Need for Agricultural Disaster Options Shows in 2014

A quick glance at 2014 might give the impression that Arkansas agriculture has had a banner year.

Riding an El Niño climate pattern that promoted rainfall and milder temperatures, the state saw good pasture growth for livestock this summer while also setting an overall yield record for winter wheat at 63 bushels per acre. Meanwhile, fall harvests have proven equally promising, with strong yields reported for many First District row crops, including multiple 100-plus bushels-per-acre soybeans.

And yet, despite the weather aiding 2014’s climb to the record books, we’ve had multiple dark “clouds” in the First District overshadowing our accomplishments.

First, we had serious flooding beginning June 28 across a swath of East-Central Arkansas counties that destroyed or damaged a large percentage of soybean, rice, and corn acres. Second, the Turner Grain Merchandising collapse occurred in the middle of August, where affected grain producers could not receive payment for crops they already harvested or booked for this fall’s harvest. Most recently, cotton growers in eastern Craighead County experienced a severe hail storm in early October that devastated tens of thousands of cotton acres ready for harvest. On top of these difficulties, producers have seen declining crop prices, meaning those “bumper” wheat and soybean yields don’t generate the same incomes as previous years.

In short, even the good years — and certainly the lean ones — carry challenges and hardships.

In the wake of these setbacks, I can think of no better time for Congress to address its inability to provide free-market disaster mitigation options to the men and women who meet our food and fiber needs. These tools would grant agricultural producers flexibility to properly secure their operations against outside forces including poor weather and business collapses; all without the Federal Government’s involvement.

I think of the Farm Risk Abatement and Mitigation Election (FRAME) Act as an example of a free-market approach to agricultural disaster preparedness. This pending bill would allow producers — recognized by the U.S. Department of Agriculture — the ability to set-up farm savings accounts, known as FRAME accounts, for the sole intention of weathering agricultural disasters. To enroll in the program, producers would first register with USDA’s Farm Service Agency.
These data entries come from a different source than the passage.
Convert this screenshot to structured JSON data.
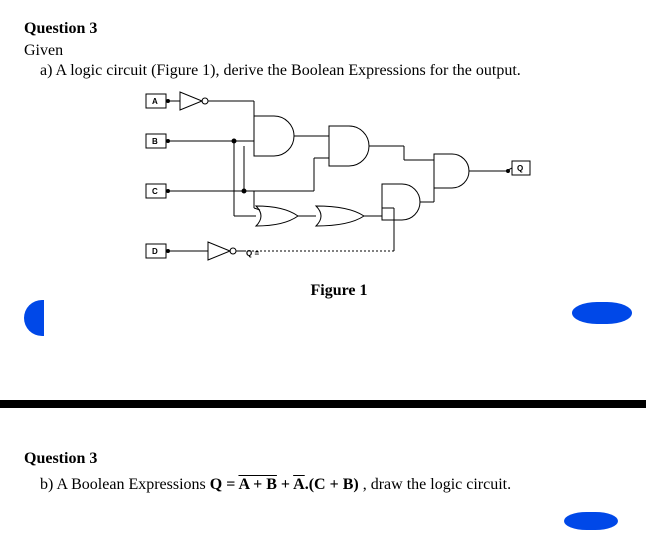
{
  "q3": {
    "header": "Question 3",
    "given": "Given",
    "part_a": "a) A logic circuit (Figure 1), derive the Boolean Expressions for the output.",
    "figure_caption": "Figure 1",
    "part_b_prefix": "b) A Boolean Expressions ",
    "part_b_eq_Q": "Q = ",
    "part_b_eq_term1": "A + B",
    "part_b_eq_plus": " + ",
    "part_b_eq_Abar": "A",
    "part_b_eq_term2": ".(C + B)",
    "part_b_suffix": " , draw the logic circuit."
  },
  "circuit": {
    "inputs": {
      "A": "A",
      "B": "B",
      "C": "C",
      "D": "D"
    },
    "output": "Q",
    "feedback": "Q ="
  }
}
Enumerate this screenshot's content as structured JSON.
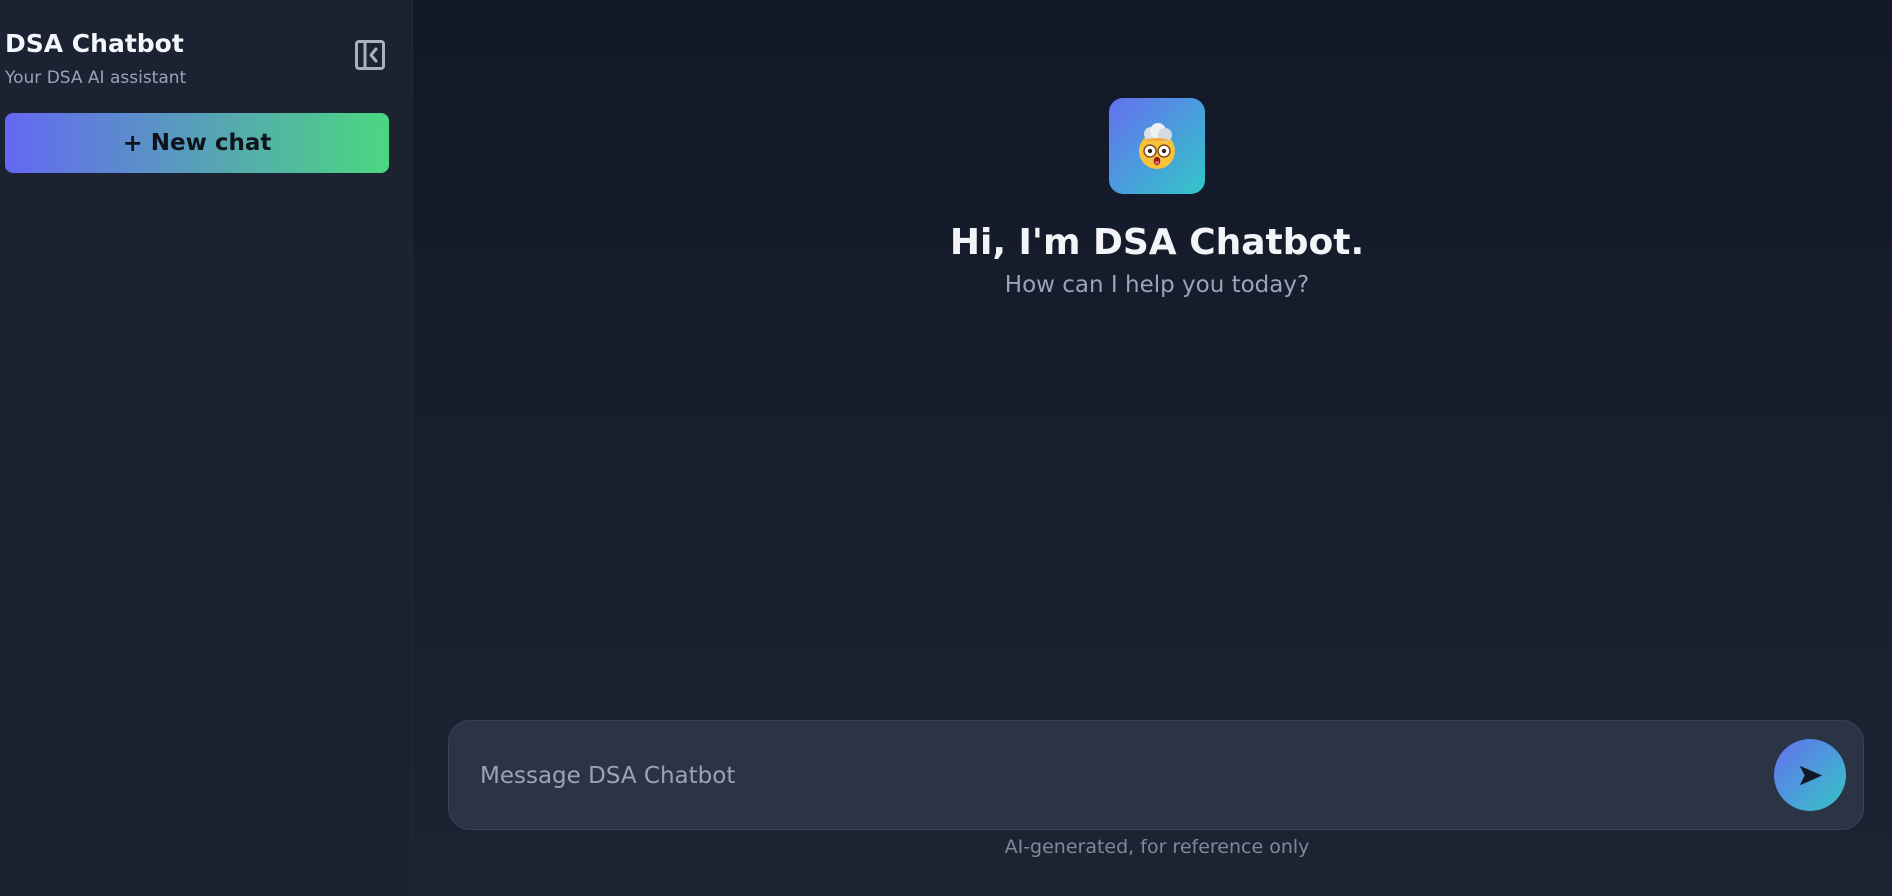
{
  "sidebar": {
    "title": "DSA Chatbot",
    "subtitle": "Your DSA AI assistant",
    "new_chat": {
      "icon": "+",
      "label": "New chat"
    },
    "collapse_icon": "sidebar-collapse-icon"
  },
  "main": {
    "welcome": {
      "title": "Hi, I'm DSA Chatbot.",
      "subtitle": "How can I help you today?"
    },
    "composer": {
      "placeholder": "Message DSA Chatbot",
      "value": "",
      "send_icon": "send-icon"
    },
    "disclaimer": "AI-generated, for reference only"
  },
  "icons": {
    "avatar": "mind-blown-face-icon"
  },
  "colors": {
    "background": "#121827",
    "sidebar": "#1b2232",
    "composer": "#2b3445",
    "new_chat_gradient_start": "#6468f2",
    "new_chat_gradient_end": "#4bd780",
    "accent_gradient_start": "#6470f0",
    "accent_gradient_end": "#32c7c8"
  }
}
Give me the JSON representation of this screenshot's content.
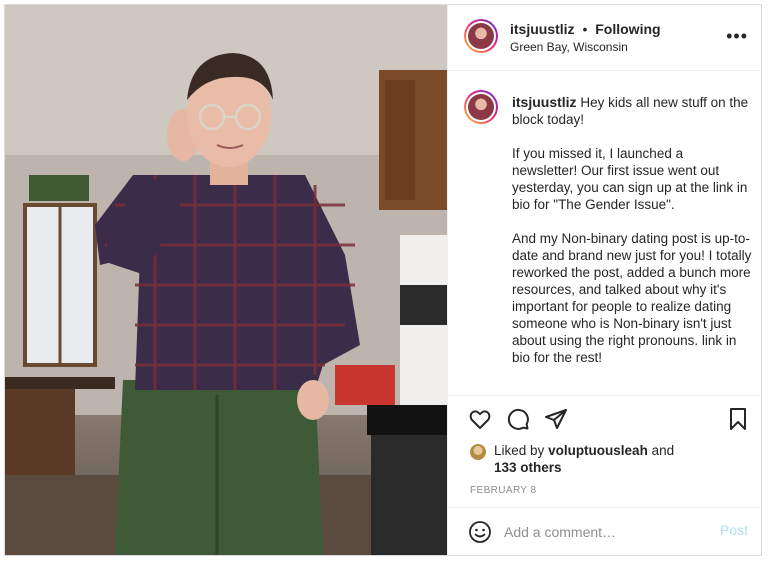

The FRAME accounts could then be administered by any bank, giving farmers the ability to manage contributions and investments as they see fit.

Consequently, when disasters inevitably strike, agricultural producers with free-market options wouldn’t have to wait on the Federal Government to provide assistance that often takes months or even years. They could immediately access their own savings set aside to survive the tough times, whenever they may occur. And whatever challenges 2015 might bring, producers would have a little assurance they’ll still be farming in 2016, and we’d have some assurance our food and fiber demands will still be met, too.